In a three-hour briefing before the Maine Legislature’s environment and natural resources committee, officials from Casella Waste Systems — the private company that operates the state-owned landfill in Old Town — claimed the state’s looming sludge crisis has been averted.
Two weeks ago, Casella told more than 30 wastewater treatment plants that it would no longer put their sludge, which contains the more solid components of wastewater, into Juniper Ridge Landfill in Old Town. That meant if the facilities could not find an alternative location to send the sludge, it would be discharged into Maine’s rivers in a worst-case scenario.
Officials from Casella shed new light on what they claim was a dangerous situation at Juniper Ridge that forced the company to quickly deem it would have to divert the sludge elsewhere. The landfill was becoming unstable due to having too much wet waste, including sludge.

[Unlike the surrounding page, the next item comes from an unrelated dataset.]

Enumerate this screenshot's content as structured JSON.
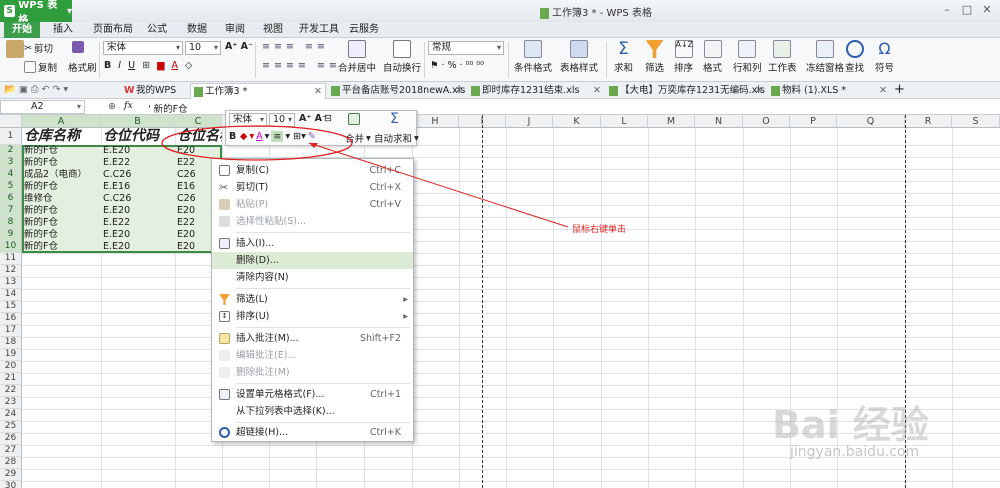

Juniper Ridge previously accepted 6,000 tons of sludge monthly. It now has to divert 4,400 tons each month, meaning it can accept only one-third of the sludge it did before.
Patrick Ellis, who oversees the company’s handling of sludge, told the committee that the state has avoided “environmental catastrophe” due to the company trucking the sludge to New Brunswick, but he did not offer a firm solution for how to prevent a backup of sludge from happening again in the future. Costs to local wastewater treatment plants have risen sharply.

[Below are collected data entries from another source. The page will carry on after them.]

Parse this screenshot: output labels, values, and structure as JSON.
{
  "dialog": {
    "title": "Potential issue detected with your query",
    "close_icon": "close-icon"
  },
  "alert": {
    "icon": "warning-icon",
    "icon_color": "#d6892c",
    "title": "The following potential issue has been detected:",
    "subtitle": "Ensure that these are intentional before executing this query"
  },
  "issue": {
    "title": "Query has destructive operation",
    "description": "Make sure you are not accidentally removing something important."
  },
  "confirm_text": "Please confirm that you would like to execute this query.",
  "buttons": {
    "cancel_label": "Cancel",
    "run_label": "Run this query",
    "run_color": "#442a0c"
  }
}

“We are not happy we have to pass along a significant rate increase to them, but we are happy that we’ve been able to service them and avoided an actual, in my mind, environmental catastrophe of having to dump sludge into the rivers in Maine,” he said.
Last week, Casella said it was rejecting the sludge because it couldn’t get enough bulky waste to mix with the sludge to maintain a stable landfill. It cited the Maine Legislature’s passage of LD 1639, which prevented the landfill from using debris that came from other states through a Lewiston facility, as the reason why it does not have enough oversized bulky waste.

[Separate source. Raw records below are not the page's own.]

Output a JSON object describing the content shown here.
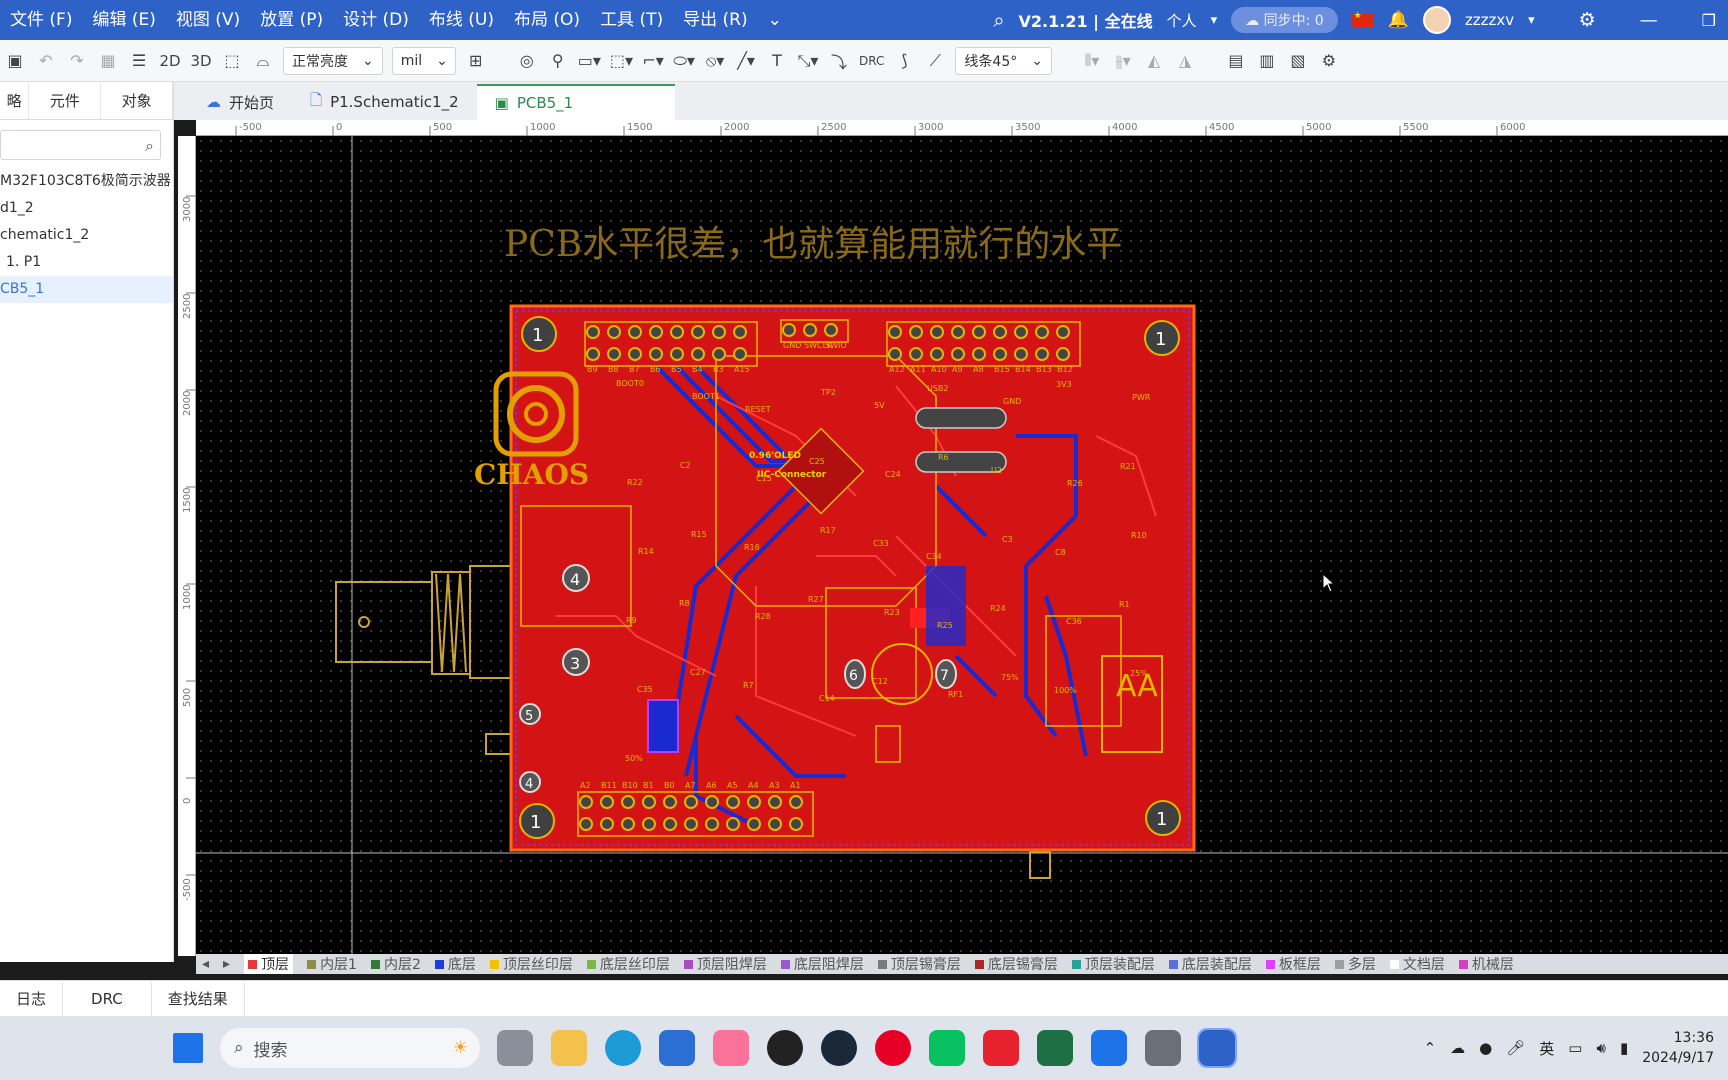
{
  "menubar": {
    "items": [
      "文件 (F)",
      "编辑 (E)",
      "视图 (V)",
      "放置 (P)",
      "设计 (D)",
      "布线 (U)",
      "布局 (O)",
      "工具 (T)",
      "导出 (R)"
    ],
    "version": "V2.1.21 | 全在线",
    "account_type": "个人",
    "sync_label": "同步中: 0",
    "username": "zzzzxv"
  },
  "toolbar": {
    "view_2d": "2D",
    "view_3d": "3D",
    "brightness": "正常亮度",
    "unit": "mil",
    "drc_label": "DRC",
    "route_mode": "线条45°"
  },
  "left_panel": {
    "tabs": [
      "略",
      "元件",
      "对象"
    ],
    "search_placeholder": "",
    "tree": [
      "M32F103C8T6极简示波器",
      "d1_2",
      "chematic1_2",
      "1. P1",
      "CB5_1"
    ]
  },
  "doc_tabs": [
    "开始页",
    "P1.Schematic1_2",
    "PCB5_1"
  ],
  "ruler": {
    "h_ticks": [
      "-500",
      "0",
      "500",
      "1000",
      "1500",
      "2000",
      "2500",
      "3000",
      "3500",
      "4000",
      "4500",
      "5000",
      "5500",
      "6000"
    ],
    "v_ticks": [
      "3000",
      "2500",
      "2000",
      "1500",
      "1000",
      "500",
      "0",
      "-500"
    ]
  },
  "canvas": {
    "note": "PCB水平很差，也就算能用就行的水平",
    "logo_text": "CHAOS",
    "oled_label": "0.96'OLED",
    "i2c_label": "IIC-Connector",
    "hole_numbers": [
      "1",
      "1",
      "1",
      "1"
    ],
    "pads": [
      "4",
      "3",
      "5",
      "4",
      "6",
      "7"
    ],
    "header_top_left_labels": [
      "B9",
      "B8",
      "B7",
      "B6",
      "B5",
      "B4",
      "B3",
      "A15"
    ],
    "header_top_right_labels": [
      "A12",
      "A11",
      "A10",
      "A9",
      "A8",
      "B15",
      "B14",
      "B13",
      "B12"
    ],
    "header_bottom_labels": [
      "A2",
      "B11",
      "B10",
      "B1",
      "B0",
      "A7",
      "A6",
      "A5",
      "A4",
      "A3",
      "A1"
    ],
    "swd_labels": [
      "GND",
      "SWCLK",
      "SWIO"
    ],
    "misc_labels": [
      "BOOT0",
      "BOOT1",
      "RESET",
      "TP2",
      "5V",
      "USB2",
      "GND",
      "3V3",
      "PWR",
      "R22",
      "C2",
      "C15",
      "C25",
      "C24",
      "R6",
      "U2",
      "R26",
      "R21",
      "R14",
      "R15",
      "R16",
      "R17",
      "C33",
      "C34",
      "C3",
      "C8",
      "R10",
      "R9",
      "R8",
      "R28",
      "R27",
      "R23",
      "R25",
      "R24",
      "C36",
      "R1",
      "C35",
      "C27",
      "R7",
      "C14",
      "C12",
      "RF1",
      "75%",
      "100%",
      "25%",
      "50%"
    ]
  },
  "layers": [
    {
      "name": "顶层",
      "color": "#e53935"
    },
    {
      "name": "内层1",
      "color": "#8d8d4a"
    },
    {
      "name": "内层2",
      "color": "#2e7d32"
    },
    {
      "name": "底层",
      "color": "#1e3cd8"
    },
    {
      "name": "顶层丝印层",
      "color": "#f2c200"
    },
    {
      "name": "底层丝印层",
      "color": "#7ab648"
    },
    {
      "name": "顶层阻焊层",
      "color": "#a64dbf"
    },
    {
      "name": "底层阻焊层",
      "color": "#9b59d0"
    },
    {
      "name": "顶层锡膏层",
      "color": "#7a7a7a"
    },
    {
      "name": "底层锡膏层",
      "color": "#a52a2a"
    },
    {
      "name": "顶层装配层",
      "color": "#2aa198"
    },
    {
      "name": "底层装配层",
      "color": "#5b6fd8"
    },
    {
      "name": "板框层",
      "color": "#e040fb"
    },
    {
      "name": "多层",
      "color": "#9e9e9e"
    },
    {
      "name": "文档层",
      "color": "#ffffff"
    },
    {
      "name": "机械层",
      "color": "#d63fbf"
    }
  ],
  "bottom_tabs": [
    "日志",
    "DRC",
    "查找结果"
  ],
  "taskbar": {
    "search_label": "搜索",
    "ime": "英",
    "time": "13:36",
    "date": "2024/9/17"
  },
  "colors": {
    "menubar": "#2f62c6",
    "board_fill": "#d41414",
    "silk": "#e2b600",
    "bottom_trace": "#1a2ad0",
    "top_trace": "#ff3a3a"
  }
}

For decades the sludge was spread on farm fields as fertilizer until the Maine Legislature put a stop to the practice because toxic chemicals, called PFAS, from the sludge seeped into people’s wells. Since the restrictions on spreading sludge went into effect, many wastewater treatment plants have been sending the waste to landfills instead.
While Casella asserted that, in the short-term, sludge will not be dumped into Maine’s rivers, the company’s plan to prevent that hinges on its ability to continue shipping tons of the sludge to New Brunswick.
Up until two weeks ago, some of the sludge was being sent to facilities in Quebec, until the province’s government placed a moratorium on the shipments from Maine.
While no such action has been taken in New Brunswick, some environmentalists in the province have urged the government to institute a similar pause, the Canadian Broadcasting Corporation reported Wednesday. It reported that Fredericton-based Envirem Organics is the only company in the province licensed to import biosolids.
Bill Longfellow, director of the Bureau of General Services within the Maine Department of Administrative and Financial Services told lawmakers that his agency oversees the state’s contract with Casella to operate the Old Town landfill, and that so far Casella has not violated that contract.
“The operating services agreement provides Casella with a great deal of freedom to operate the landfill,” he said. “In that regard, they made the call, as they described, to stop accepting waste due to stability issues.”
While the sludge crisis may be averted in the interim, neither officials from the Maine Department of Environmental Protection nor Casella could provide the committee with a concrete plan for alternative solutions, such as if New Brunswick stops accepting the waste.